Nearby there was a small explosion, and almost as one she and Theo winced and turned toward the sound, her brother finally dropping that other foot for balance. One of the older men had just fired the panzerfaust. The red star was completely untouched, but she thought one of the tombstones-easily twenty meters to the right of the target-had been obliterated. When she looked back at the SS soldier before her, he was rolling his eyes in disgust.
“And that's what's going to save the Fatherland. Please. Heaven protect us all,” he said, and he placed Manfred's pistol back in her palm and returned to her both the Emmerichs' and Sonje's papers. Then he looked at their wagons, his hands on his hips, and paused.
“May we continue?” she asked him.
He ignored her as if he had a sudden, more pressing thought, and marched over to Waldau. Waldau and Ragnit were leading one cart-the one in which Callum was hidden-and Balga the other. He ran his fingers along the animal's velvetine cannon of a shoulder. “I see you have two wagons and three horses. I hate to do this to you, but I don't have a choice: I'm going to have to confiscate one of your animals. But they look like good, strong pullers: You'll still have a horse for each wagon,” he said, and then he motioned for the soldier beside him-a studious-looking fellow with round eye-glasses who was no older than Werner, Anna guessed, but with an oddly weathered face for a man so young-to remove the harness linking the horse nearest him from the wagon. Instantly her mother and Sonje glanced at her, and she could see the alarm in their faces. It wasn't, she sensed, merely the reality that they were about to lose a second horse that was troubling them. Certainly Mutti had to know that Ragnit was capable of pulling the wagon away from this checkpoint on his own, even with the added weight of the parastrooper buried beneath the bags of oats. She looked back at them, trying to understand what, suddenly, had them so unnerved.
“That's Waldau,” Theo was saying to the men. “He's named for a castle.” Her brother's voice had a quiver to it that Anna recognized. This was his favorite horse, other than that pony of his they had left behind at Kaminheim, and he was trying hard to keep from crying.
“I know the castle,” the soldier with the spectacles was saying patiently, and something about the tenderness in his tone made her wonder if it was possible that he was old enough to have children of his own. He pulled off his gloves so he could more easily manage the buckles on the bridle and the reins and the leather suspenders that fell across the animal's neck and chest. “I know precisely where it is in Prussia.”

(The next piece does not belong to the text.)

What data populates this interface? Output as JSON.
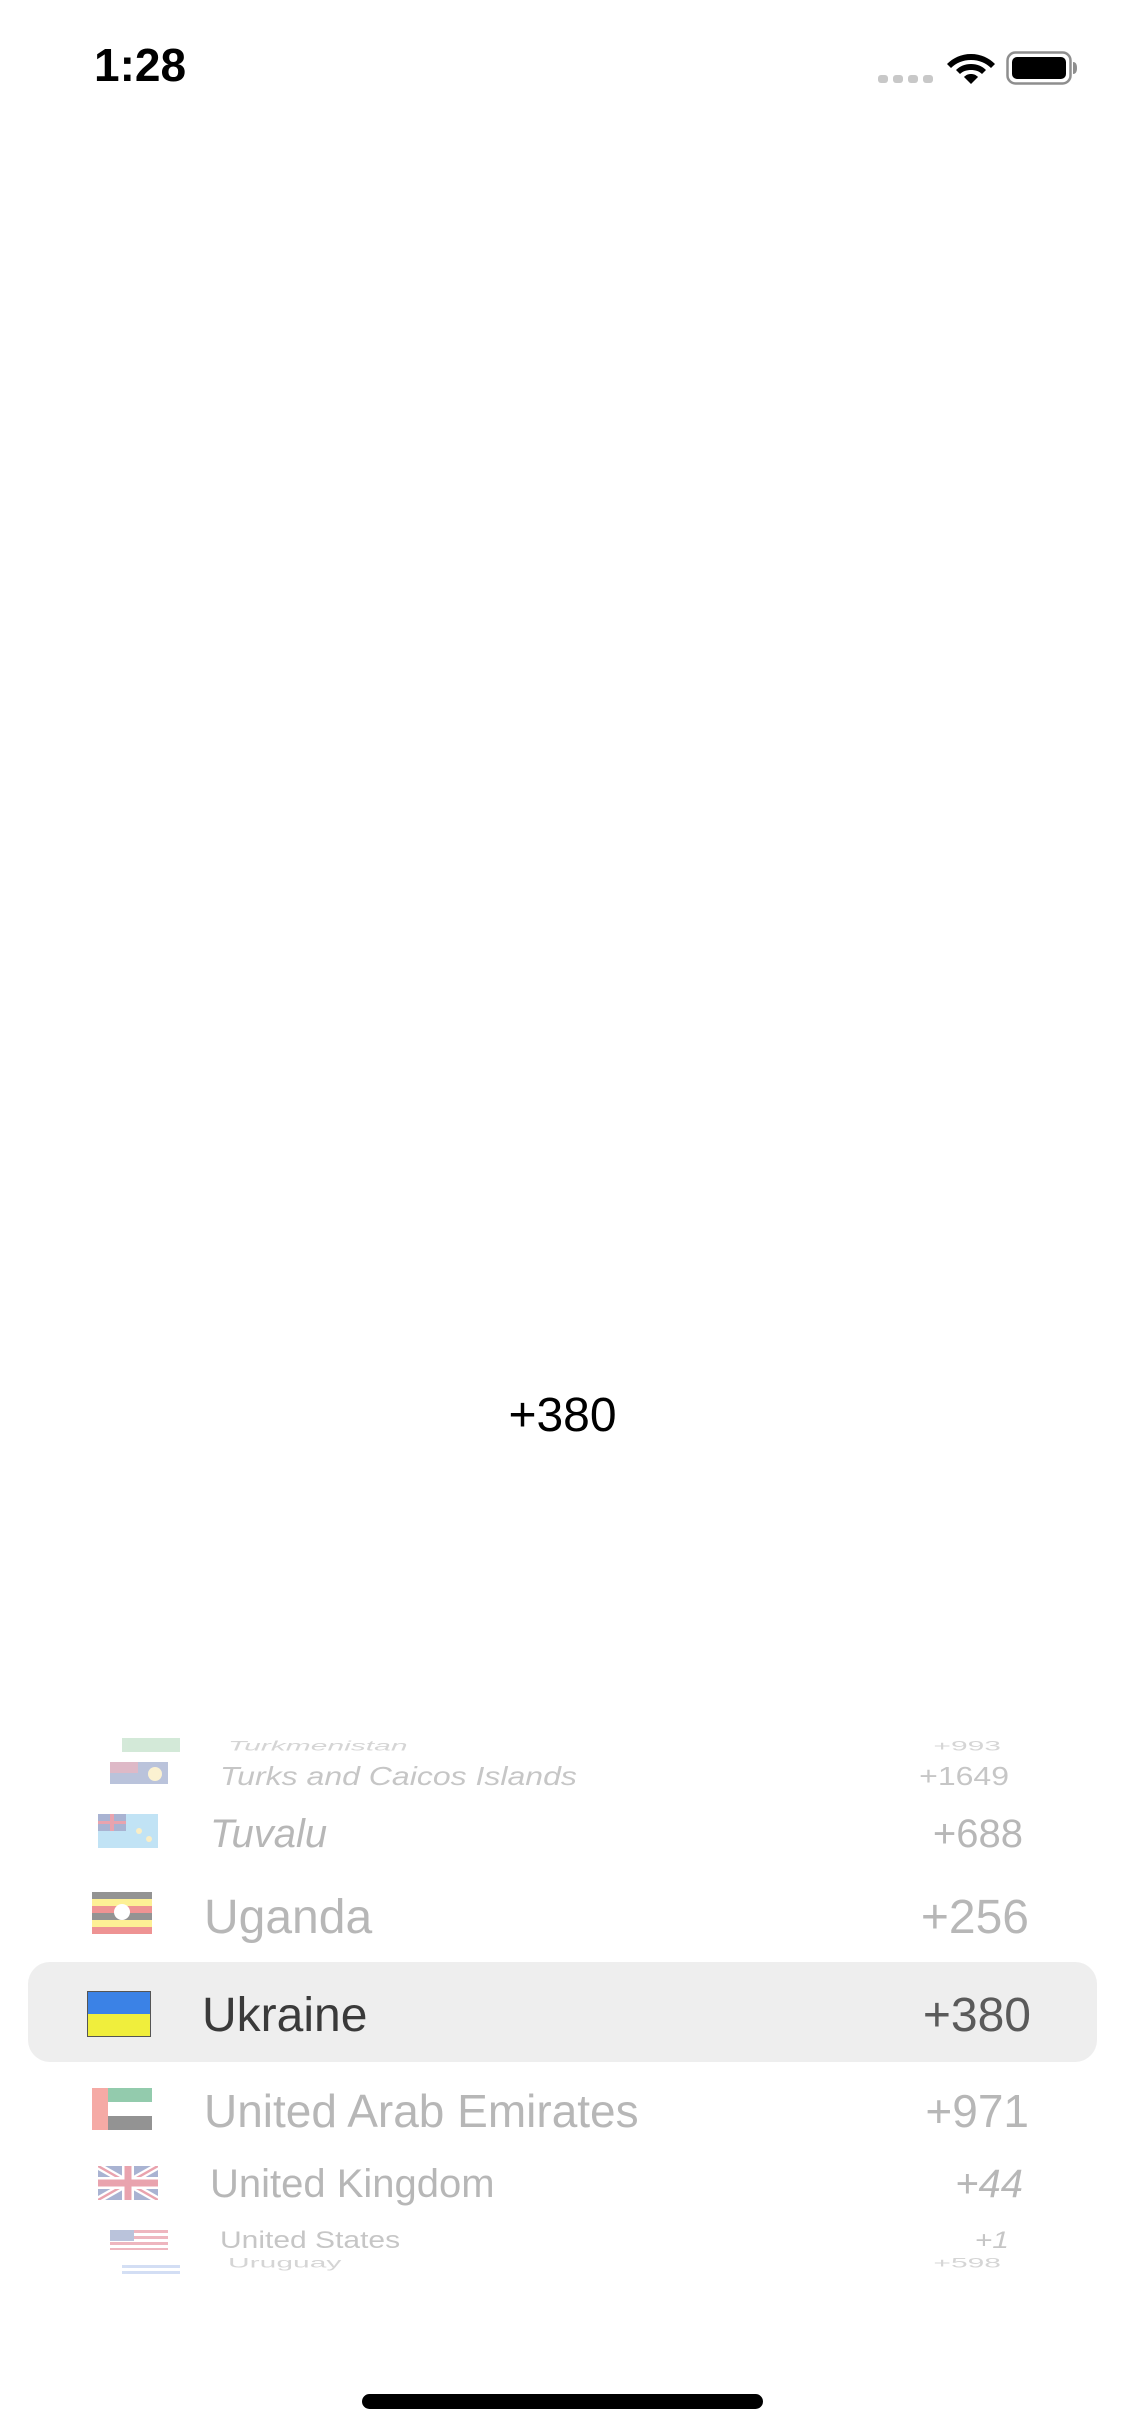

“We've already lost Labiau,” Theo continued, as he watched the soldier begin to unhitch the horse.
“Ah, another castle,” he remarked.
“He was killed by a plane that strafed our column,” the boy added, and Anna found herself mesmerized by her brother's resilience, by the way he was holding back his tears even now. And so before she knew quite what she was going to say or do, she was pointing at Balga and suggesting to the soldier, “Would you please take this animal instead?”
The soldier paused and shrugged. His partner, the one who had examined their papers, went over to Balga and eyed him more closely. “You realize, don't you, that I could take all three of your horses,” he said, a statement, not a question.
“I do know, yes.”
“Well, then: Why this one?” he asked. “Is there a problem with him I'm missing? If he's dragging this wagon on his own, he must be quite some animal.”
“He's my horse,” she said simply. “That's why. The first one you picked is a favorite of my little brother. He's already had to leave his pony behind. If possible, I'd like him to keep this animal in his life. He's lost so much else.”